Anyone knows if that can be done, without gridExtra?
Thanks!
I think there are two ways to do this. The first is using the alpha aesthetic for your val column. This is a quick and easy way to accomplish your goal but may not be exactly what you want:
ggplot(data = df,
aes(x = x,
y = y)) +
geom_point(pch = 21,
aes(alpha=val,
fill = grp,
size = val)) + theme_minimal()
The second way would be to do something similar to this post: Vary the color gradient on a scatter plot created with ggplot2. I edited the code slightly so its not a range from white to your color of interest but from a lighter color to a darker color. This requires a little bit of work and using the scale_fill_identity function which basically takes a variable that has the colors you want and maps them directly to each point (so it doesn't do any scaling).
This code is:
#Rescale val to [0,1]
df$scaled_val <- rescale(df$val)
low_cols <- c("firebrick1","deepskyblue")

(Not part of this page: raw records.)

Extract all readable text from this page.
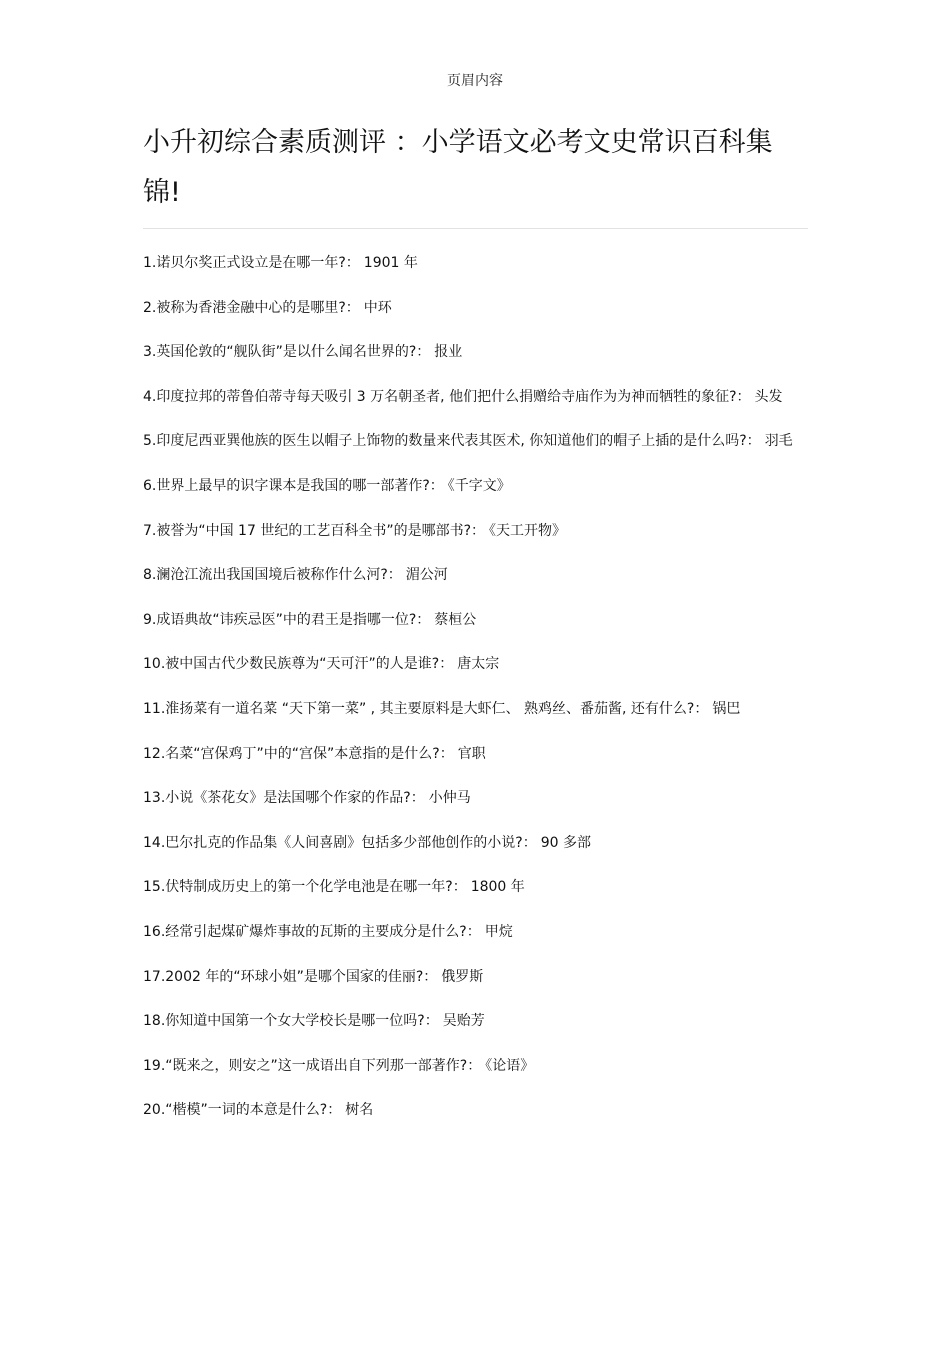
页眉内容
小升初综合素质测评 ：小学语文必考文史常识百科集锦!
1.诺贝尔奖正式设立是在哪一年?： 1901 年
2.被称为香港金融中心的是哪里?： 中环
3.英国伦敦的“舰队街”是以什么闻名世界的?： 报业
4.印度拉邦的蒂鲁伯蒂寺每天吸引 3 万名朝圣者, 他们把什么捐赠给寺庙作为为神而牺牲的象征?： 头发
5.印度尼西亚巽他族的医生以帽子上饰物的数量来代表其医术, 你知道他们的帽子上插的是什么吗?： 羽毛
6.世界上最早的识字课本是我国的哪一部著作?： 《千字文》
7.被誉为“中国 17 世纪的工艺百科全书”的是哪部书?： 《天工开物》
8.澜沧江流出我国国境后被称作什么河?： 湄公河
9.成语典故“讳疾忌医”中的君王是指哪一位?： 蔡桓公
10.被中国古代少数民族尊为“天可汗”的人是谁?： 唐太宗
11.淮扬菜有一道名菜 “天下第一菜” , 其主要原料是大虾仁、 熟鸡丝、番茄酱, 还有什么?： 锅巴
12.名菜“宫保鸡丁”中的“宫保”本意指的是什么?： 官职
13.小说《茶花女》是法国哪个作家的作品?： 小仲马
14.巴尔扎克的作品集《人间喜剧》包括多少部他创作的小说?： 90 多部
15.伏特制成历史上的第一个化学电池是在哪一年?： 1800 年
16.经常引起煤矿爆炸事故的瓦斯的主要成分是什么?： 甲烷
17.2002 年的“环球小姐”是哪个国家的佳丽?： 俄罗斯
18.你知道中国第一个女大学校长是哪一位吗?： 吴贻芳
19.“既来之，则安之”这一成语出自下列那一部著作?： 《论语》
20.“楷模”一词的本意是什么?： 树名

high_cols <- c("darkred","deepskyblue4")
df$col <- ddply(df, .(grp), function(x)
data.frame(col=apply(colorRamp(c(low_cols[as.numeric(x$grp)[1]], high_cols[as.numeric(x$grp)[1]]))(x$scaled_val),
1,function(x)rgb(x[1],x[2],x[3], max=255)))
)$col
df
ggplot(data = df,
aes(x = x,
y = y)) +
geom_point(pch = 21,
aes(
fill = col,
size = val)) + theme_minimal() +scale_fill_identity()

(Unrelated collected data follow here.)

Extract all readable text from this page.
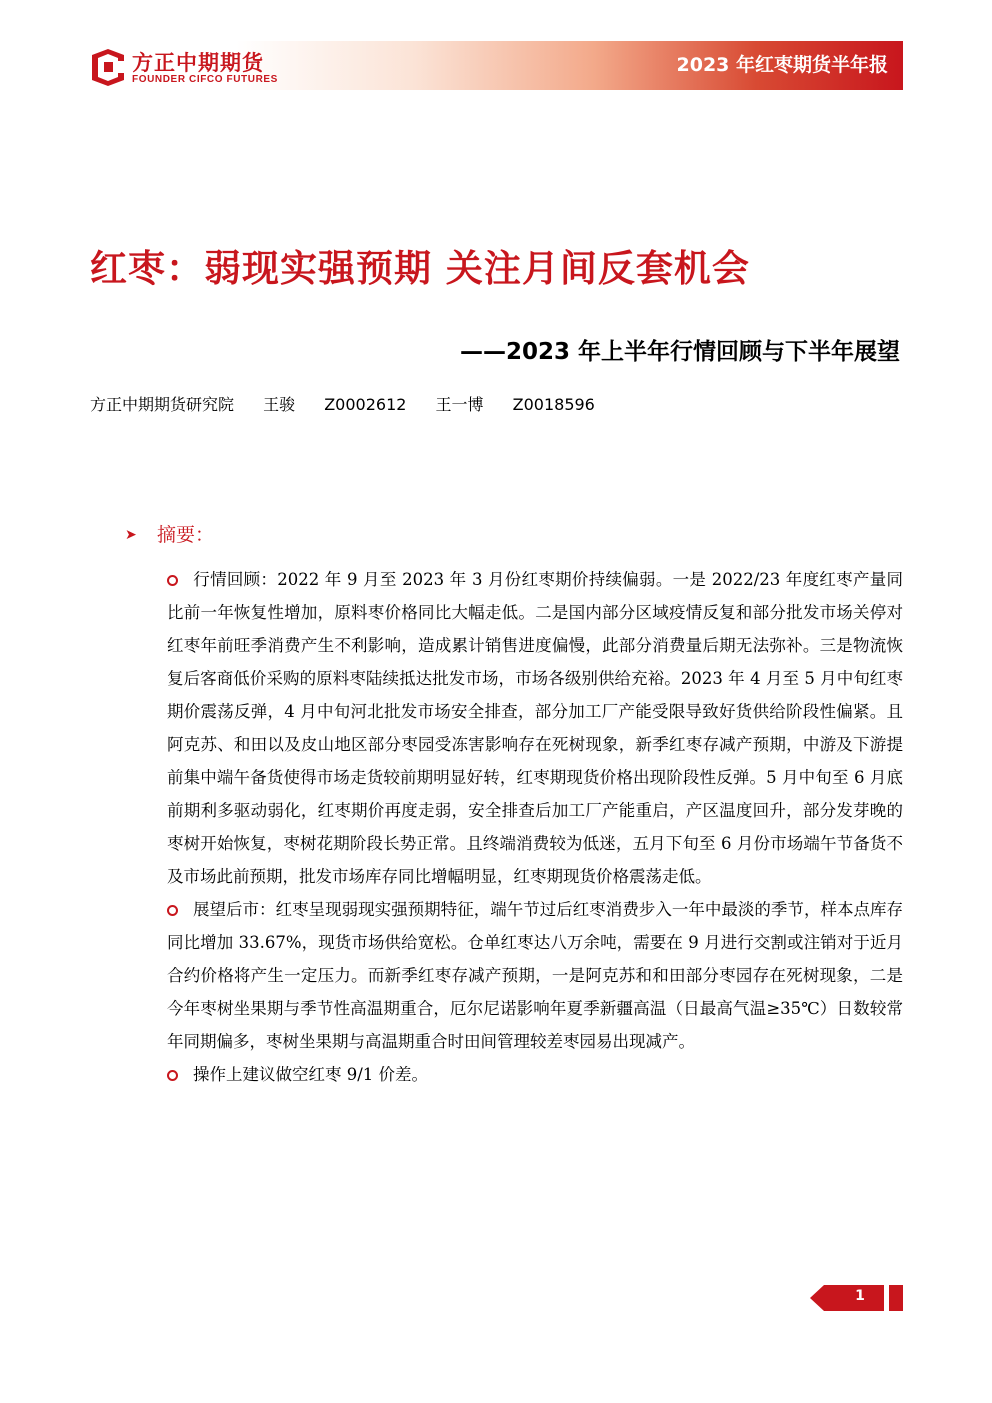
方正中期期货
FOUNDER CIFCO FUTURES
2023 年红枣期货半年报
红枣：弱现实强预期 关注月间反套机会
——2023 年上半年行情回顾与下半年展望
方正中期期货研究院 王骏 Z0002612 王一博 Z0018596
➤ 摘要：
行情回顾：2022 年 9 月至 2023 年 3 月份红枣期价持续偏弱。一是 2022/23 年度红枣产量同比前一年恢复性增加，原料枣价格同比大幅走低。二是国内部分区域疫情反复和部分批发市场关停对红枣年前旺季消费产生不利影响，造成累计销售进度偏慢，此部分消费量后期无法弥补。三是物流恢复后客商低价采购的原料枣陆续抵达批发市场，市场各级别供给充裕。2023 年 4 月至 5 月中旬红枣期价震荡反弹，4 月中旬河北批发市场安全排查，部分加工厂产能受限导致好货供给阶段性偏紧。且阿克苏、和田以及皮山地区部分枣园受冻害影响存在死树现象，新季红枣存减产预期，中游及下游提前集中端午备货使得市场走货较前期明显好转，红枣期现货价格出现阶段性反弹。5 月中旬至 6 月底前期利多驱动弱化，红枣期价再度走弱，安全排查后加工厂产能重启，产区温度回升，部分发芽晚的枣树开始恢复，枣树花期阶段长势正常。且终端消费较为低迷，五月下旬至 6 月份市场端午节备货不及市场此前预期，批发市场库存同比增幅明显，红枣期现货价格震荡走低。
展望后市：红枣呈现弱现实强预期特征，端午节过后红枣消费步入一年中最淡的季节，样本点库存同比增加 33.67%，现货市场供给宽松。仓单红枣达八万余吨，需要在 9 月进行交割或注销对于近月合约价格将产生一定压力。而新季红枣存减产预期，一是阿克苏和和田部分枣园存在死树现象，二是今年枣树坐果期与季节性高温期重合，厄尔尼诺影响年夏季新疆高温（日最高气温≥35℃）日数较常年同期偏多，枣树坐果期与高温期重合时田间管理较差枣园易出现减产。
操作上建议做空红枣 9/1 价差。
1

Thanks to this other post I found a way to visualize the fill bar in the legend, even though that wasn't what I meant to do.
Here's the ouptup
And the code
df = data.frame(x = c(rnorm(10, mean = 0),
rnorm(10, mean = 3)),
y = c(rnorm(10, mean = 0),
rnorm(10, mean = 3)),
grp = factor(c(rep('a', times = 10),
rep('b', times = 10)),
levels = c('a', 'b')),
val = rep(1:10, times = 2)) %>%
group_by(grp) %>%
mutate(scaledVal = rescale(val)) %>%
ungroup %>%
mutate(scaledValOffSet = scaledVal + 100*(as.integer(grp) - 1))

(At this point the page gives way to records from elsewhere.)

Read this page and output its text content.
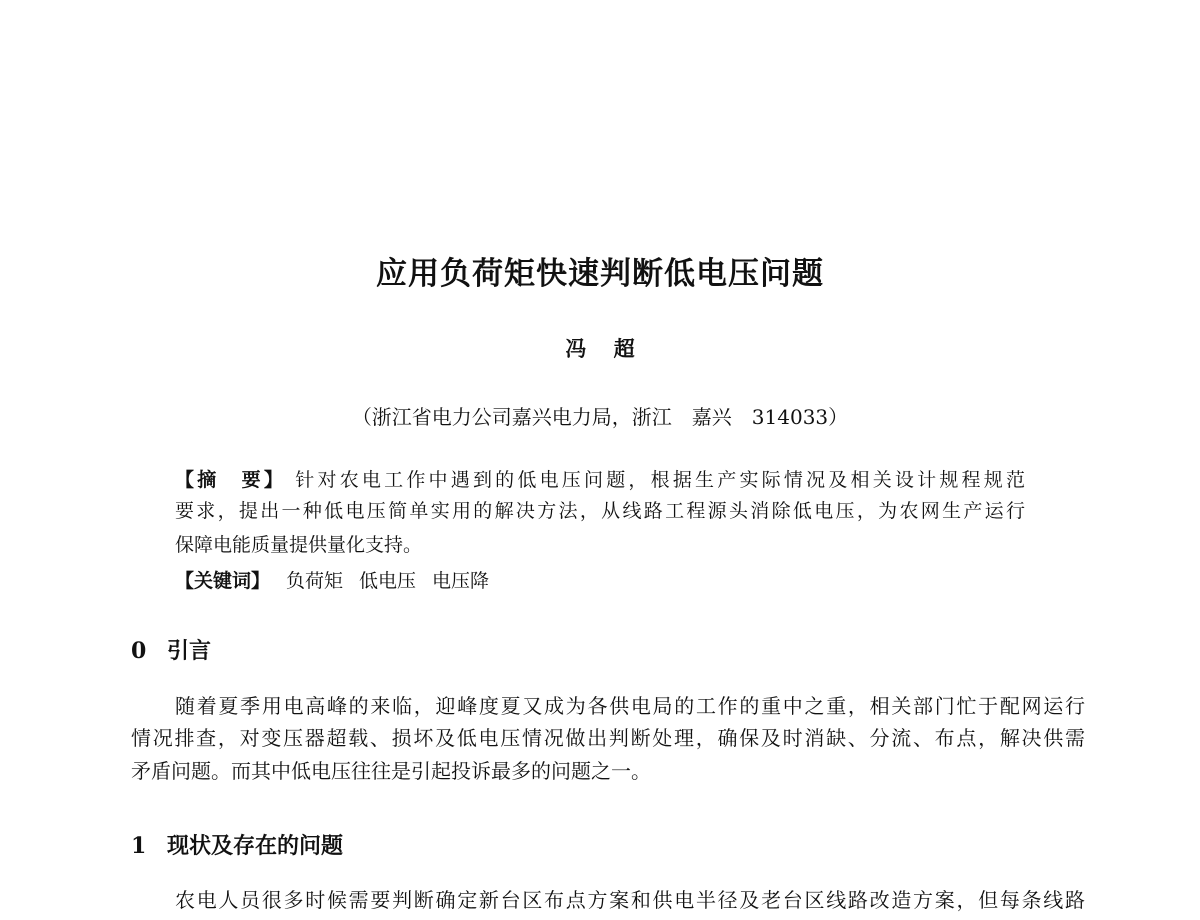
应用负荷矩快速判断低电压问题
冯 超
（浙江省电力公司嘉兴电力局，浙江　嘉兴　314033）
【摘　要】 针对农电工作中遇到的低电压问题，根据生产实际情况及相关设计规程规范
要求，提出一种低电压简单实用的解决方法，从线路工程源头消除低电压，为农网生产运行
保障电能质量提供量化支持。
【关键词】 负荷矩 低电压 电压降
0 引言
随着夏季用电高峰的来临，迎峰度夏又成为各供电局的工作的重中之重，相关部门忙于配网运行
情况排查，对变压器超载、损坏及低电压情况做出判断处理，确保及时消缺、分流、布点，解决供需
矛盾问题。而其中低电压往往是引起投诉最多的问题之一。
1 现状及存在的问题
农电人员很多时候需要判断确定新台区布点方案和供电半径及老台区线路改造方案，但每条线路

scalerange <- range(df$scaledVal)
gradientends <- scalerange + rep(c(0,100,200), each=2)
ggplot(data = df,
aes(x = x,
y = y)) +
geom_point(pch = 21,
aes(fill = scaledValOffSet,
size = val)) +
scale_fill_gradientn(colours = c('white',
'darkred',
'white',
'deepskyblue4'),
values = rescale(gradientends))
Basically one should rescale fill values (e.g. between 0 and 1) and separate them using another order of magnitude, provided by the categorical variable grp.
This is not what I wanted though: the snippet can be improved, of course, to make the whole thing less manual, but still lacks the simple usual discrete fill legend.